Yeah, but I also feel that goes the other way, too. My friends who work, doing the jobs they do, I have no idea what it feels like.  I definitely don’t feel elevated doing what I do. I don’t really feel that there is only one way [to live your life]. I don’t walk down the street and go, “Nobody knows how emotional I feel today,” or “Nobody knows what it’s like to [perform] on stage and get nothing back.”

The really big … misinterpreted thing about doing music, probably more so than any other [form] of entertainment is that you’re not a millionaire. All musicians are struggling except for that five percent.  I feel like poets are expected to struggle, actors are expected to struggle. Comedians, too. … But musicians, just because you go on tour, have a name, a record deal … they instantly think you’re rolling in it. Which is not the case at all.  Swimming teachers make more than a lot of musicians.

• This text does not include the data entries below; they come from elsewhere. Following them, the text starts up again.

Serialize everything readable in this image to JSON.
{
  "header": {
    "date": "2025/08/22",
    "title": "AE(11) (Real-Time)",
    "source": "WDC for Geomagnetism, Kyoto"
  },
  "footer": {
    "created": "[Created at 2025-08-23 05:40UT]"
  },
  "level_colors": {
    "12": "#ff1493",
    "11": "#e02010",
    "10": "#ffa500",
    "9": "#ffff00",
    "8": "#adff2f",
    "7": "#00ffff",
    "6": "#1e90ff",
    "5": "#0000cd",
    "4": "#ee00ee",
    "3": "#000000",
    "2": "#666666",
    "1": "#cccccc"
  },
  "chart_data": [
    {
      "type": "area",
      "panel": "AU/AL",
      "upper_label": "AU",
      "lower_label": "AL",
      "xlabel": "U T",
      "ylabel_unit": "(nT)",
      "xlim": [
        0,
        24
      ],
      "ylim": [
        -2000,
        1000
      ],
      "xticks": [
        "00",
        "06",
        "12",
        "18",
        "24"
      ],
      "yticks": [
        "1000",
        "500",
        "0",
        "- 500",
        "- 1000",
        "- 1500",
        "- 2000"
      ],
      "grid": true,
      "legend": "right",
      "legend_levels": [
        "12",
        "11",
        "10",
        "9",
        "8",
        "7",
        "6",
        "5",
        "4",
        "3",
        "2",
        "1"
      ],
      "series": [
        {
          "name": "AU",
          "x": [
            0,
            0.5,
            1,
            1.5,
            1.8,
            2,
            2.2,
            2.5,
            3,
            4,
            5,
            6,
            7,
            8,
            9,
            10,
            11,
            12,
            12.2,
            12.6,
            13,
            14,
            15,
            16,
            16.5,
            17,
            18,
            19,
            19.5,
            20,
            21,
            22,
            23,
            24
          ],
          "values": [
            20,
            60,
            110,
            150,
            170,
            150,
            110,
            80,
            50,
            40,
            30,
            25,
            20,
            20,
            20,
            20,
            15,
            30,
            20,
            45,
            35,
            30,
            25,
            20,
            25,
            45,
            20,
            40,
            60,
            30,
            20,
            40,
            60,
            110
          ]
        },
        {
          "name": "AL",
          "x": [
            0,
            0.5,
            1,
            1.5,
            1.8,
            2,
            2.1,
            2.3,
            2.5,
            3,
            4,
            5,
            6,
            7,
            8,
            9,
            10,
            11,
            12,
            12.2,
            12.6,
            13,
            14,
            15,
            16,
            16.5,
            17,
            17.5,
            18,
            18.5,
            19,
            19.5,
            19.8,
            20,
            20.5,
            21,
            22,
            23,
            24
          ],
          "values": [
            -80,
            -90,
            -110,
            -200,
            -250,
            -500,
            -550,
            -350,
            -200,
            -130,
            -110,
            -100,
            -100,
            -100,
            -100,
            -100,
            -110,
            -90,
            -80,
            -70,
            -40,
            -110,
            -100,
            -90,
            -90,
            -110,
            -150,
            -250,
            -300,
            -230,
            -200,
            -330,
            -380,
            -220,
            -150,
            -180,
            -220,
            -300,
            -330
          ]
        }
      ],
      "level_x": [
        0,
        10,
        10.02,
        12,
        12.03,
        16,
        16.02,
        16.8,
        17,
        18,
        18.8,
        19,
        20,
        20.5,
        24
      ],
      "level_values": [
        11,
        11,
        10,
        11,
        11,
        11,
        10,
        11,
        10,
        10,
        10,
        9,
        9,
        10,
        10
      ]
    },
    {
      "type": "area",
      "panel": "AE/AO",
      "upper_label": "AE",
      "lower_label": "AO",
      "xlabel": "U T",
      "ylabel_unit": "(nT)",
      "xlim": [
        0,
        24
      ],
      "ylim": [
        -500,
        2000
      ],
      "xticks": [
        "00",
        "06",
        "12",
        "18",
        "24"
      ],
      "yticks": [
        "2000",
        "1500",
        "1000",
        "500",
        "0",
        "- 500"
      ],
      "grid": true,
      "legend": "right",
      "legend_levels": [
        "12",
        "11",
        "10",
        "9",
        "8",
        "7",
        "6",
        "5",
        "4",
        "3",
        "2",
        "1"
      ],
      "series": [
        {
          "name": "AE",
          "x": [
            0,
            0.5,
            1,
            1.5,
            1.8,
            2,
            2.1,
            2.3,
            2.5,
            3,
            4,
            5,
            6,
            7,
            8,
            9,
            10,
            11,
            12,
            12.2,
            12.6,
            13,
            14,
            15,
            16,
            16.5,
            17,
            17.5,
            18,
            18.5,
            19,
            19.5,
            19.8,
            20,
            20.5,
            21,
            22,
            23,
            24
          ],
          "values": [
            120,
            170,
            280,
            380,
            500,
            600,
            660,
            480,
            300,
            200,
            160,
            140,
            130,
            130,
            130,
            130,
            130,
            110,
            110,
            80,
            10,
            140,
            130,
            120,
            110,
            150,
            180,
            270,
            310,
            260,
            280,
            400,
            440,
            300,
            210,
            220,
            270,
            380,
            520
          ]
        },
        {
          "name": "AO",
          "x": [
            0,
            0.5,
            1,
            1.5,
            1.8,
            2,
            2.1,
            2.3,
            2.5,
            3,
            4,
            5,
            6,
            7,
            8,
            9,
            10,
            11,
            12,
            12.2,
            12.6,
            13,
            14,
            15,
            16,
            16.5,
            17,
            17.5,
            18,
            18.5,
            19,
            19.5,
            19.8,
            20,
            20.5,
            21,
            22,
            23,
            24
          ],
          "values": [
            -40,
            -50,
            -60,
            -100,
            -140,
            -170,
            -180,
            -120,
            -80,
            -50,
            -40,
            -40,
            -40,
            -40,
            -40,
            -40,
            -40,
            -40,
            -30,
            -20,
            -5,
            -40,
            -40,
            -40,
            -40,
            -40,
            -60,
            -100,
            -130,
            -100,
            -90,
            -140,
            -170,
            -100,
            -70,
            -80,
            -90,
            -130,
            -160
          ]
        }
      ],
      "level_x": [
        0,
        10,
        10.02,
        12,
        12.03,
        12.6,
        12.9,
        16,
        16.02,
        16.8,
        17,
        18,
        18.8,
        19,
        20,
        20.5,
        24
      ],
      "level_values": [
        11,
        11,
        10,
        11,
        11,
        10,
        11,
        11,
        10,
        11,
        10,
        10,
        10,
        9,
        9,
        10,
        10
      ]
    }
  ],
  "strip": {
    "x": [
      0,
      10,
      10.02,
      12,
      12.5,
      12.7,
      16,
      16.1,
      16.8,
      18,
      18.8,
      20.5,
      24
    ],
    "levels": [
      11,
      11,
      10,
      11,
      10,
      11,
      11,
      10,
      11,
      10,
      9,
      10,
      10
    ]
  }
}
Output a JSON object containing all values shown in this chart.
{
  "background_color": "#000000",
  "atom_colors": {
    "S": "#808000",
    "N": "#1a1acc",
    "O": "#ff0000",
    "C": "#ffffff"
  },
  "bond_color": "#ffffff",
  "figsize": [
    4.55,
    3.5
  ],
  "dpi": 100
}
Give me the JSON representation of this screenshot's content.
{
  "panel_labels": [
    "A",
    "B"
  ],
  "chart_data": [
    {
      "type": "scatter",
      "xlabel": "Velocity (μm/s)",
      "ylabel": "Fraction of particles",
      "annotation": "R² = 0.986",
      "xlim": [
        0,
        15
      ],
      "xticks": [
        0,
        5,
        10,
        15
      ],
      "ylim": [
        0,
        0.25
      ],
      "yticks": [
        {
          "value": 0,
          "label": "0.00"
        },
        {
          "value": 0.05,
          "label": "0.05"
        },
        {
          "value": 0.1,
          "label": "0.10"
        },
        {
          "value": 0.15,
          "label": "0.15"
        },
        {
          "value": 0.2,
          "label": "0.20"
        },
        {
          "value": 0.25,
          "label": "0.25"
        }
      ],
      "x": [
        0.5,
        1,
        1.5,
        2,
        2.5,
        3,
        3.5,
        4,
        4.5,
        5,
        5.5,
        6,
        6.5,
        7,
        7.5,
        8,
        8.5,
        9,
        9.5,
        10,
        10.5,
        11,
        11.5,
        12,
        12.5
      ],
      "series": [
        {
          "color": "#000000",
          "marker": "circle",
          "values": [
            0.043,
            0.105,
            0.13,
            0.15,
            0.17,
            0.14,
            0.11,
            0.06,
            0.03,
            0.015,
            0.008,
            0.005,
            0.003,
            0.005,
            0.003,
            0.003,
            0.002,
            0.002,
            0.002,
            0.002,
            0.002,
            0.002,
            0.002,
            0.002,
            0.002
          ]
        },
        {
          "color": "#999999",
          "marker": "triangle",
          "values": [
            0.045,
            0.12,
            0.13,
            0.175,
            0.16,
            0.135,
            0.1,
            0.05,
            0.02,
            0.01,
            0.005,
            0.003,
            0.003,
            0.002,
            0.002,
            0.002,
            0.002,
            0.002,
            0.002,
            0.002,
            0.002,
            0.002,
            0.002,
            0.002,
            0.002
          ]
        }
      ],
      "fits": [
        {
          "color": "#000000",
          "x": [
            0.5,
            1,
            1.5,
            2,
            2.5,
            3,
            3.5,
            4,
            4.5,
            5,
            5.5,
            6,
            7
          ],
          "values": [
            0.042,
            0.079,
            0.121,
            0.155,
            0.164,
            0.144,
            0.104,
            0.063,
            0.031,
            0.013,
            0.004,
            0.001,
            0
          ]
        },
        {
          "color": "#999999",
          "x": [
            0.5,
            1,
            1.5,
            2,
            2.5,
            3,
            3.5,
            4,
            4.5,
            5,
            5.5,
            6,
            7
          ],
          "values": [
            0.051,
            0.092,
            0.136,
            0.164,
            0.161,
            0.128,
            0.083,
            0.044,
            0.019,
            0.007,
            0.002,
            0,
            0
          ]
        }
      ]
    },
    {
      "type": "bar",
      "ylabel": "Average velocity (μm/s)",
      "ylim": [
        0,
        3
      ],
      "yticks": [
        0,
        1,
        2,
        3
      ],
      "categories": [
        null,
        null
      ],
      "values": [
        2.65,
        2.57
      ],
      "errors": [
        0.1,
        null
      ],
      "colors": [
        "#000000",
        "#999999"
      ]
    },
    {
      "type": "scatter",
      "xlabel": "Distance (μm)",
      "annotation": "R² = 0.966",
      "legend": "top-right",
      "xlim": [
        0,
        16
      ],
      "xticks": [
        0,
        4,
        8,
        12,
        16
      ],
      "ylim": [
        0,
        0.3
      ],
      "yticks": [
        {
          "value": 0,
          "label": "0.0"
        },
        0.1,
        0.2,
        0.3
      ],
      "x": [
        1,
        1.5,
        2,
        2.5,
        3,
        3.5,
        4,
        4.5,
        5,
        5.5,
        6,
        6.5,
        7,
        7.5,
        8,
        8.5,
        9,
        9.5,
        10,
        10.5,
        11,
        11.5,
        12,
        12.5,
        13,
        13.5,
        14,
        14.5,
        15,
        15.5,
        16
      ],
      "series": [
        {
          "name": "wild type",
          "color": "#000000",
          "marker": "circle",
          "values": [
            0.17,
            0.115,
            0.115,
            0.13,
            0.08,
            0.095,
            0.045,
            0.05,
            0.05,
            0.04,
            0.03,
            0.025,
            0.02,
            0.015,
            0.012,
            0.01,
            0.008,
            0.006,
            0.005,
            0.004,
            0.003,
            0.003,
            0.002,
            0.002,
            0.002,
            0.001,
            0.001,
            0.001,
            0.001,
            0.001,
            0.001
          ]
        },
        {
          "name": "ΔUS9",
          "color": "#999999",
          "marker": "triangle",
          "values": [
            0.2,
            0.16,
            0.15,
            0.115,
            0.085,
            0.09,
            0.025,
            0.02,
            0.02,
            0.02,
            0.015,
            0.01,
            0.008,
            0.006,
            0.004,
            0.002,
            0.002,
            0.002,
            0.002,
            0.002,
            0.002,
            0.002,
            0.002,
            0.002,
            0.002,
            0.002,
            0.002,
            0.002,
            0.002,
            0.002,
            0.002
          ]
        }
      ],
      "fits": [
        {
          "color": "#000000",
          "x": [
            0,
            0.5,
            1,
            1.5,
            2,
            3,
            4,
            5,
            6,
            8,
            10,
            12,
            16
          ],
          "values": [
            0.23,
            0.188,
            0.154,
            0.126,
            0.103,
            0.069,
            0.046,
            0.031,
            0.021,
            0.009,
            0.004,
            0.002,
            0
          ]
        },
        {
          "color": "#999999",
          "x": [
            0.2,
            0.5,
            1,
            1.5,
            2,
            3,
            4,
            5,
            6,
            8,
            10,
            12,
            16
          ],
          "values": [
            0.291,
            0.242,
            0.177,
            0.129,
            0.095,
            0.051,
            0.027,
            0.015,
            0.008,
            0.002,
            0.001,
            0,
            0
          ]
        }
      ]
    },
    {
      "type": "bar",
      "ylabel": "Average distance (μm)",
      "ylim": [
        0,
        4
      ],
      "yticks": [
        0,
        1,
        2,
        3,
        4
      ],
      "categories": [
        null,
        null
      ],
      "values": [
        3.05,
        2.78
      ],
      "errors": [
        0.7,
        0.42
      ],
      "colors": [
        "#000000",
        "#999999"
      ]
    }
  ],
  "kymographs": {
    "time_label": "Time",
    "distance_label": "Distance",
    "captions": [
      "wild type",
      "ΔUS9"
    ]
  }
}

I have a friend who wanted to be an actress all her life.  She was always talking about it.  A really blind focus – which is what you need to do anything.  She just recently packed it in, said, “I’m done with it.”

She says, “How are you doing?” And I [answer], “I’m doing good. I love what I’m doing. Some ups and downs like any other job.”

And she’s like, “Yeah, right. It must be hard to be a millionaire.”  And I’m like, “What?”

My girlfriend’s mom, we were talking about buying houses and how it’s different from her generation to my generation.  The way finances are now, it’s hard to buy a house.  And she says, “Well, can’t you call up People magazine and be on the front cover?”

What’s the best bit of advice anyone has given you during the past few years?

To just write.  I supported Sam Beam of Iron & Wine for a few shows, which was great.  In Chattanooga he came into my dressing room and asked me what I was doing after the tour and I said, “My album has just been pushed back two months because of scheduling.” I was fine with it but I was a bit frustrated.  I was looking forward to hitting the road.

And he was like, “Good. You can write.” That’s the most important thing.

As a songwriter, you have to write. You have to learn your craft, look forward to it and play around with it.